Today every automobile manufacturer, to stay in competition, introduces various models and different variants of the same model for the customer to choose from. Considering this huge range of variants, only a consistent and highly sophisticated computer system is able to handle the logistics required. The process of planning assembly operations starts right from the beginning in the development of a new vehicle, which then, during assembly, literally "grows" together according to the customer's specifications in hundreds of job processes precisely tailored to one another: from the roof lining to the headlights, from the instrument panel to the bumpers, from the rear-view mirror to the seats. Many other components such as the wiring harness, the seats or drive-train are initially pre-assembled out of individual components before arriving at the assembly line and being fitted in the vehicle just in time and just in sequence. Fitting the engine and chassis into the body of the vehicle is the absolute highlight in the vehicle assembly process, installation of the drive-train giving the fully equipped body its heart and soul. Once all the parts and components have been assembled, the new vehicle is filled with all the operating fluids required and properly tuned for the road, thus being prepared to set out for the first time under its own power. Final quality control checks are done prior to dispatch.

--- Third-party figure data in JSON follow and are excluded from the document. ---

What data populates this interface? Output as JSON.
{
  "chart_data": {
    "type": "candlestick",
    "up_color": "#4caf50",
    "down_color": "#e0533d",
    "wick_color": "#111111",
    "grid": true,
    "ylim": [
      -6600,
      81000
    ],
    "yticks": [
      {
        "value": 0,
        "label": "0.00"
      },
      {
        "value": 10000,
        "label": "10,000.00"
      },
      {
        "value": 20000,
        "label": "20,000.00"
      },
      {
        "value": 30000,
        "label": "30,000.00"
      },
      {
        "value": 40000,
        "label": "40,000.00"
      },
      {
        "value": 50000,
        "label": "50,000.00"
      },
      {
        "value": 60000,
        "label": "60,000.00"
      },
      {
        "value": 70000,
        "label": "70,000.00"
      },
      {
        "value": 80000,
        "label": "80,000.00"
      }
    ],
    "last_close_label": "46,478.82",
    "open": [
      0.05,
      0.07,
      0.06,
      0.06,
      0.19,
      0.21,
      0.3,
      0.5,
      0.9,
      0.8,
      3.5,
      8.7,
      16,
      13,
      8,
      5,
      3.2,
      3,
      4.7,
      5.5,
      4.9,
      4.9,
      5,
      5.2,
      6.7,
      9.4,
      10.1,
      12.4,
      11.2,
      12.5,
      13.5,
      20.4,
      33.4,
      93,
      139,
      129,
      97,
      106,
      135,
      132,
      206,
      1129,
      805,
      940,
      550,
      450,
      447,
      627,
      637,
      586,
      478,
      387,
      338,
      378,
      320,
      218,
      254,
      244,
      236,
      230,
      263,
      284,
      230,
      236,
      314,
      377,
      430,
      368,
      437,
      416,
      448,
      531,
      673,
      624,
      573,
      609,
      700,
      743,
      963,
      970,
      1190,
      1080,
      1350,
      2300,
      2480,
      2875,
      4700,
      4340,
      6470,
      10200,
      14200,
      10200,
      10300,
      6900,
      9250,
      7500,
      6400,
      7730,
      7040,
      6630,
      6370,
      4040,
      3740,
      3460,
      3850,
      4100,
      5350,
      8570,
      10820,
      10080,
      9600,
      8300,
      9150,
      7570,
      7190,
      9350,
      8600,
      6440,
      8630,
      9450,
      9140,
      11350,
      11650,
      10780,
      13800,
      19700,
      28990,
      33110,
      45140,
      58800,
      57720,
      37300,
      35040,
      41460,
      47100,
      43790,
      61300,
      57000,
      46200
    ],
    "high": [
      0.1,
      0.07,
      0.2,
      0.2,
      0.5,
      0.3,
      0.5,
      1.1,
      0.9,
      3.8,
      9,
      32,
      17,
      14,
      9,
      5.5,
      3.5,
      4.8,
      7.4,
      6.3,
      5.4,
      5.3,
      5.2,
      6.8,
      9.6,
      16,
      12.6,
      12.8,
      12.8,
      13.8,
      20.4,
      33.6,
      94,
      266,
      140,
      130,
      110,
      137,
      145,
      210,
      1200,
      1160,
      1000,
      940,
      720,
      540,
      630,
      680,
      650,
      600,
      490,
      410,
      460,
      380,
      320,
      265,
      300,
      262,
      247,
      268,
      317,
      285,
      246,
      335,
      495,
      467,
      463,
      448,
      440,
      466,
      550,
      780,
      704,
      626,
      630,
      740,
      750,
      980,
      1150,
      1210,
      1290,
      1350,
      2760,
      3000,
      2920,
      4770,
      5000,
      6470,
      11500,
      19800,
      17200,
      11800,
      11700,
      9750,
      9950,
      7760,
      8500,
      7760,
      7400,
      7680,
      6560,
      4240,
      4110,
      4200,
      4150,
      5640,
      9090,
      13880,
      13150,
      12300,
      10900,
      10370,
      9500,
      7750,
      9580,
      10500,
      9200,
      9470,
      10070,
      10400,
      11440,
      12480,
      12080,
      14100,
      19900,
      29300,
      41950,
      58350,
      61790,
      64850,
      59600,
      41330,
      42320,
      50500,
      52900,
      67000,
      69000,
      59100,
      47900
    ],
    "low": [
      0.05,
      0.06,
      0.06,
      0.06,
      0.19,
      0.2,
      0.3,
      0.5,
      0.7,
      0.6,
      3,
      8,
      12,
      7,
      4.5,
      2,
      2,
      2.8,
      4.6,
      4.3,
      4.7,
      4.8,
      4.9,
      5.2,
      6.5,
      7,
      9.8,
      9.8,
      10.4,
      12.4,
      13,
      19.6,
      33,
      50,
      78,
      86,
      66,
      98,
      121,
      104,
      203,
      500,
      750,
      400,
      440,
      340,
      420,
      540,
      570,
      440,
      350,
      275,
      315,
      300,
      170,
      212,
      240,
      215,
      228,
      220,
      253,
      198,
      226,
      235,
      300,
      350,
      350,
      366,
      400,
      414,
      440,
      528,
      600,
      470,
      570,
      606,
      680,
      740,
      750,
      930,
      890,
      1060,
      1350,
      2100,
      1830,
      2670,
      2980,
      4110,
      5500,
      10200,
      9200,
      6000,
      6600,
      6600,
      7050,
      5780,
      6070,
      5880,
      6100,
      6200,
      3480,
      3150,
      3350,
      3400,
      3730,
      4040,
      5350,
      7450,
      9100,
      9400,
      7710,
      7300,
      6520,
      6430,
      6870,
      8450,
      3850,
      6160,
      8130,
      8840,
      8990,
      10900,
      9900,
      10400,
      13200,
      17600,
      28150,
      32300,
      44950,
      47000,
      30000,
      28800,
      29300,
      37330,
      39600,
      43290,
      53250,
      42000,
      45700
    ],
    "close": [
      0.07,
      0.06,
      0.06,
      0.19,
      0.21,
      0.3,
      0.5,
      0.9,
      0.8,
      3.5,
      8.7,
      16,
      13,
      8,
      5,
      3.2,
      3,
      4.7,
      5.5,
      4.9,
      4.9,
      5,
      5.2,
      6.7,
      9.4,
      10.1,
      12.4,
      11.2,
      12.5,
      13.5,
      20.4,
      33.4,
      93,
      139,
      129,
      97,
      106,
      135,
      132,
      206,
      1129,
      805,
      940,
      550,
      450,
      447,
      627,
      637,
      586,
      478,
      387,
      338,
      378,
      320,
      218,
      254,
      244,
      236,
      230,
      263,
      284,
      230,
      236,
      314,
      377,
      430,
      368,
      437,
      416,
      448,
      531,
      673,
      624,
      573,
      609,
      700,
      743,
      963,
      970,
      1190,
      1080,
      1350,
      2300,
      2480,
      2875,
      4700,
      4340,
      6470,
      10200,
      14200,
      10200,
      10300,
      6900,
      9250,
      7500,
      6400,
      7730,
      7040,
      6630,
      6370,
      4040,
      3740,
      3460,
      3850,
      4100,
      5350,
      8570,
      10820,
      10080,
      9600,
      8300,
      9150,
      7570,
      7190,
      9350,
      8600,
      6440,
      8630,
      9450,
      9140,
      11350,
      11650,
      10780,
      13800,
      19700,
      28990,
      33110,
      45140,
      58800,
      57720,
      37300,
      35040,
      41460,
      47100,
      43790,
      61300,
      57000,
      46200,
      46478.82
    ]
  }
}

The principal sections of a foundry are the pattern shop, the foundry proper and the fettling shop.

Risk Management

Storage Areas

Regulated storage with adequately spaced racks and avoiding wooden mezzanine floor will improve the risk. Separate and detached godowns for paints, varnishes, thinners, hazardous chemicals, etc. is a must. Such godowns should be designed to have more ventilation to eliminate possibilities of formation of dangerous concentration of air / vapour mixture inside the godown. The entire electrical installation should be of flame proof type.

LPG

Water should not normally be applied to a stop valve or a safety valve at which LPG is leaking, nor to the associated piping nearby; to do so may render the valve inoperative due to freezing. Utmost discretion must be exercised in the use of water on a fire involving LPG in liquid form since the effect is to increase the rate of vaporisation and intensify the fire. The application of a jet of water would raise a cloud of burning gas and liberate enormous heat.

Painting Area

Painting process generates considerable amount of flammable vapours. The electrical equipment for the painting areas and booths should be of flame proof type. Static electricity dissipation arrangements are critical. High degree of house keeping is essential. Proper grounding of electrical equipments is required. It is preferable that paint dipping, spraying and baking areas are segregated from other process areas. Ventilation ducts should be sprinklered. Heat and Smoke detection systems are suggested.

Machine Shop

Though relatively less hazardous, the presence of cutting fluid and high temperature generation in tool tips ignition is possible if process is not properly controlled. High standard of house keeping in terms of removal of cutting debris and proper treatment of waste material is critical. Electrical installation should be of the totally enclosed type.

Important

The information set out in this document constitutes a set of general guidelines and should not be construed or relied upon as specialist advice. Independent legal advice should always be sought. Therefore Risktechnik accepts no responsibility towards any person relying upon these Risk Management Guides nor any liability whatsoever for the accuracy of data supplied by another party or the consequences of reliance upon it.